LilJC asks: "I work at a company that does service work nationwide for a major chain. Our vendor requires a signature for every visit to every store. We have been running thus far from ICR on faxes and linking to the faxed signature image on our web site, but are having numerous problems trying to depend on a thousand+ faxes a month coming through perfectly. We are looking for an economical alternative that would allow a contractor in the field to get a signature and transmit it to us in an system I can idiot-proof. Something along the lines of the UPS guy's digital clipboard, but without the pricetag of a Telxon. Brainstorming myself, I wonder if there must be a cheap PDA/modem combo or the like that would allow a contractor to enter required visit information, get a store signature, go home, plug it into their phone line (without needing a computer), and hit send. I can code and am not afraid of doing some custom work for an app on a handheld. Does the Slashdot community know of any projects along these lines, or have ideas about a wise choice for hardware to homegrow the software on?"
Can you afford to have the contractor
a) lose un-uploaded PDA
b) have the battery run low
c) other catastropes...
If you can , then it is ia good idea. Make sure to GPL it, pleeez?
Code poet, espresso fiend, starter upper.
I've heard that Microsoft's Tablet PCs are pretty damn good at handwriting recognition (actual handwriting, no PalmOS special shit). I know you said no new computers, but a cheap tablet pc w/ a custom app written by you might be worth it.
or, just get any ol' pda w/ built in modem and api for creating small images with the stylus.

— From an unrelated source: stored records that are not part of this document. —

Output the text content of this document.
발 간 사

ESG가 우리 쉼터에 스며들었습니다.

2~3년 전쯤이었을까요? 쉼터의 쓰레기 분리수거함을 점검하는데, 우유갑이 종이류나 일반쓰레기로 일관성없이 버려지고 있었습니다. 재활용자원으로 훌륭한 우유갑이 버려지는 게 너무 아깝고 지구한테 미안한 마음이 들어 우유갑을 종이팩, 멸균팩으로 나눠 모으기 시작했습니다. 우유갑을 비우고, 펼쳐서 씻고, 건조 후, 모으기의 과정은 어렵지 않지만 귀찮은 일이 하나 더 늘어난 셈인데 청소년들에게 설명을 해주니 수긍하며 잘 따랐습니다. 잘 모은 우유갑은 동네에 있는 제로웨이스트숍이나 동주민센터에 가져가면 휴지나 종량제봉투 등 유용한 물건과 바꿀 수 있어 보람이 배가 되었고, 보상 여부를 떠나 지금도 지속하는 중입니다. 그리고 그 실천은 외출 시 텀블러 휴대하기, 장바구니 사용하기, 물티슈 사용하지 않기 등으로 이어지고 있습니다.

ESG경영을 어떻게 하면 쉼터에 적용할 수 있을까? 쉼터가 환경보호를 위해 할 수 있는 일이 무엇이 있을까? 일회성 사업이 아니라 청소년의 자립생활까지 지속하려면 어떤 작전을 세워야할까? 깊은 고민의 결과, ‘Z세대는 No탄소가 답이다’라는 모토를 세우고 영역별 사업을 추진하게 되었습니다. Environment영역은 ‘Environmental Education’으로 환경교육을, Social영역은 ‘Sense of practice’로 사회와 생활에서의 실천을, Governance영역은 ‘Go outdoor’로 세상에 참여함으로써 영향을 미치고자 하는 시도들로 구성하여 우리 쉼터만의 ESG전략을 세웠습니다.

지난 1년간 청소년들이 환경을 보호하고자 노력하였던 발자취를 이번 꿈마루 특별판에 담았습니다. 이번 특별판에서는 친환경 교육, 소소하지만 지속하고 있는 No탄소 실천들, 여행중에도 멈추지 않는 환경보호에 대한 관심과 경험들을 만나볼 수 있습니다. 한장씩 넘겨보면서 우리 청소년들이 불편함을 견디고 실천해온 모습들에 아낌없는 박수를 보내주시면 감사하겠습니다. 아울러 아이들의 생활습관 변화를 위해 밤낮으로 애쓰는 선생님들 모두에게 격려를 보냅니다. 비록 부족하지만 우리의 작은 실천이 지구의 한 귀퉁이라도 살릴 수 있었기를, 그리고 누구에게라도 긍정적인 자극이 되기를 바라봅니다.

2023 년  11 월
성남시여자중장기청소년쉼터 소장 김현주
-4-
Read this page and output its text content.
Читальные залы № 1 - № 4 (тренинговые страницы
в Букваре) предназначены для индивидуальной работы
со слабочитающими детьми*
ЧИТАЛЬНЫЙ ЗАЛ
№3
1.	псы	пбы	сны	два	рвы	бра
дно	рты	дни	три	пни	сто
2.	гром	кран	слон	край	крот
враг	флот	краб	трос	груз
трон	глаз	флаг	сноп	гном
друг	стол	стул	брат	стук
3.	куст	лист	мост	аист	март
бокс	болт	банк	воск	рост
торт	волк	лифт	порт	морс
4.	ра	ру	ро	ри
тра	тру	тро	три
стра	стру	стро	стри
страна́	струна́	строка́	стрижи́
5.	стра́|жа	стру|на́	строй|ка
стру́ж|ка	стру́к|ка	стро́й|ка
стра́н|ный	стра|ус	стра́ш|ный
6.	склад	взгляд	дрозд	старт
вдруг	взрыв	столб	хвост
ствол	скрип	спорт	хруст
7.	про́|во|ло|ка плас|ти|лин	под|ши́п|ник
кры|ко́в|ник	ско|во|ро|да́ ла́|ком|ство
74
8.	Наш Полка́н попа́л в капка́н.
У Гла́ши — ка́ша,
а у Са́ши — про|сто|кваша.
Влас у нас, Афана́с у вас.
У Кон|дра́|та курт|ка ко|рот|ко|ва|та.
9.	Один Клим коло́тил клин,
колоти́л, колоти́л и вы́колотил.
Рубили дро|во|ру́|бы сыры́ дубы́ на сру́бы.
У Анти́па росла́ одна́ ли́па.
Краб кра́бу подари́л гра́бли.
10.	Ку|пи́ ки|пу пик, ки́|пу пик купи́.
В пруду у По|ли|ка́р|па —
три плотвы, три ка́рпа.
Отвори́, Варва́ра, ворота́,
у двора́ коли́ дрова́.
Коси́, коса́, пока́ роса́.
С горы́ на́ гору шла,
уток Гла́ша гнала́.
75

I did a bit of work like this on a palm pilot like device a few years ago. It was essentially a PDA w/ a laser scanner built into it made by symobl. It ran Windows CE- whose SDK is real nice, and makes it simple to make apps. the modem thing... that might be a little tricky- and expensive. How about USB? and the handwriting recognition API may need to be licensed- you would have to look at specific devices and platforms. But in essence, yes this is very doable, and probably not that hard. I was surprised how easy it was to program these things- there is nothing low-level involved at all.
This does sound like a nifty project.
The things to evaluate your platform choice by (OS in general, specific device in particular) would seem to be cost, dependability, battery life, ease-of-development, etc., I suspect B&W Palm devices are going to hit it best with the possible exception of development. There are probably Palm-licenses that sell the hardware combo you need.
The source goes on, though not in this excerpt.